The Lacandon have traditionally believed in two major groups of gods- the "heavenly gods" that dwell in the sky, and the "earthly gods" that dwell underground. Nearby Classic Mayan ruins, such as the large site at Yaxchilan, were considered homes of the heavenly gods. Many of the major Lacandon gods were identified with pre-Conquest Mayan gods. These included Hachakyum (the pre-Conquest Itzamna), the creator of animals, plants and humans; K'akoch (Hunab Ku), the distant creator god; Sukunkyum, the god of the underworld and of the sun and the moon; and Mensabak (Yum Chac), the god of rain. Oddly enough, some pagan Lacandon accept the divinity of Jesus Christ. They simply believe that he is a minor diety, falling under Akyantho, the god of foreigners. Akyantho has light skin, Western clothes, and is responsible for things of non-Mayan origin.
Life has changed considerably for the Lacandon during recent decades. During the 1960's and 70's, thousands of highland Mayan and mestizo peasants, hungry for land, migrated into the Lacandon forest. The forest and its wildlife were severely decimated.
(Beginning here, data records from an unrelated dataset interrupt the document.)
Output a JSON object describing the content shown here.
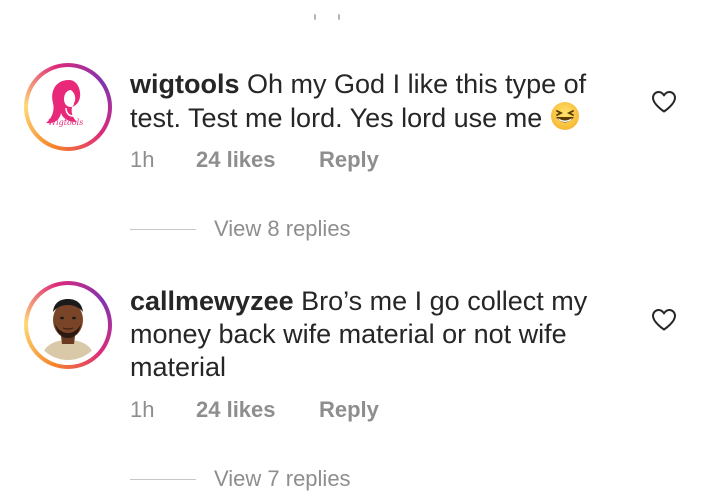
{
  "comments": [
    {
      "username": "wigtools",
      "text": "Oh my God I like this type of test. Test me lord. Yes lord use me",
      "emoji": "grinning-squinting-face",
      "avatar_text": "Wigtools",
      "time": "1h",
      "likes": "24 likes",
      "reply": "Reply",
      "view_replies": "View 8 replies",
      "like_icon": "heart-outline-icon"
    },
    {
      "username": "callmewyzee",
      "text": "Bro’s me I go collect my money back wife material or not wife material",
      "time": "1h",
      "likes": "24 likes",
      "reply": "Reply",
      "view_replies": "View 7 replies",
      "like_icon": "heart-outline-icon"
    }
  ],
  "colors": {
    "text": "#262626",
    "secondary": "#8e8e8e",
    "brand_pink": "#e8297a"
  }
}
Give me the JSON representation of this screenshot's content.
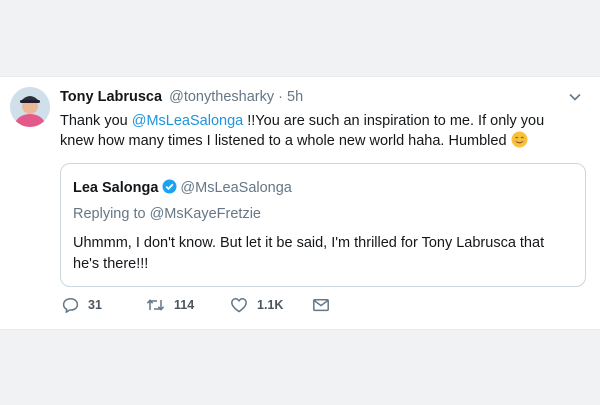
{
  "tweet": {
    "author_name": "Tony Labrusca",
    "author_handle": "@tonythesharky",
    "separator": "·",
    "time": "5h",
    "text_parts": {
      "before": "Thank you ",
      "mention": "@MsLeaSalonga",
      "after": " !!You are such an inspiration to me. If only you knew how many times I listened to a whole new world haha. Humbled"
    },
    "emoji": "smiling-face-emoji"
  },
  "quote": {
    "name": "Lea Salonga",
    "handle": "@MsLeaSalonga",
    "replying_to": "Replying to @MsKayeFretzie",
    "text": "Uhmmm, I don't know. But let it be said, I'm thrilled for Tony Labrusca that he's there!!!"
  },
  "actions": {
    "reply_count": "31",
    "retweet_count": "114",
    "like_count": "1.1K"
  },
  "colors": {
    "link": "#1b95e0",
    "secondary_text": "#657786",
    "verified": "#1da1f2"
  }
}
Other outside influences came with this development, and in 1971, the Mexican government gave the Lacandon a percentage of the profits from logging in the jungle, thereby giving them the money to purchase outside goods and hire settlers to work their fields. Today the Lacandon have adopted many aspects of modern Mexican culture. Many drive cars or use other modern technologies, live in tin-roofed houses, and attend schools. Many younger men prefer modern clothes. Most have been converted to Seventh-Day Adventism or other Christian denominations. Only a minority, concentrated in the more traditional northern settlement at Laja, practice the old religion. Today the Lacandon can be seen at the Mayan ruins of Palenque, wearing traditional costumes and selling their traditional hunting weapons to tourists. In fact, most of the Lacandons hunt with modern weapons, and hunt the game that remains in the Lacandon forest which has been badly decimated by the hundreds of thousands of settlers who now live in the region.
Boremanse, Didier. Hach Winik: The Lacandon Maya of Chiapas, Southern Mexico. Albany, NY: Institute for Mesoamerican Studies, University at Albany, 1998.
Denslow, Julie Sloan and Christine Padoch. People of the Tropical Rainforest. Berkeley: University of California Press, 1988.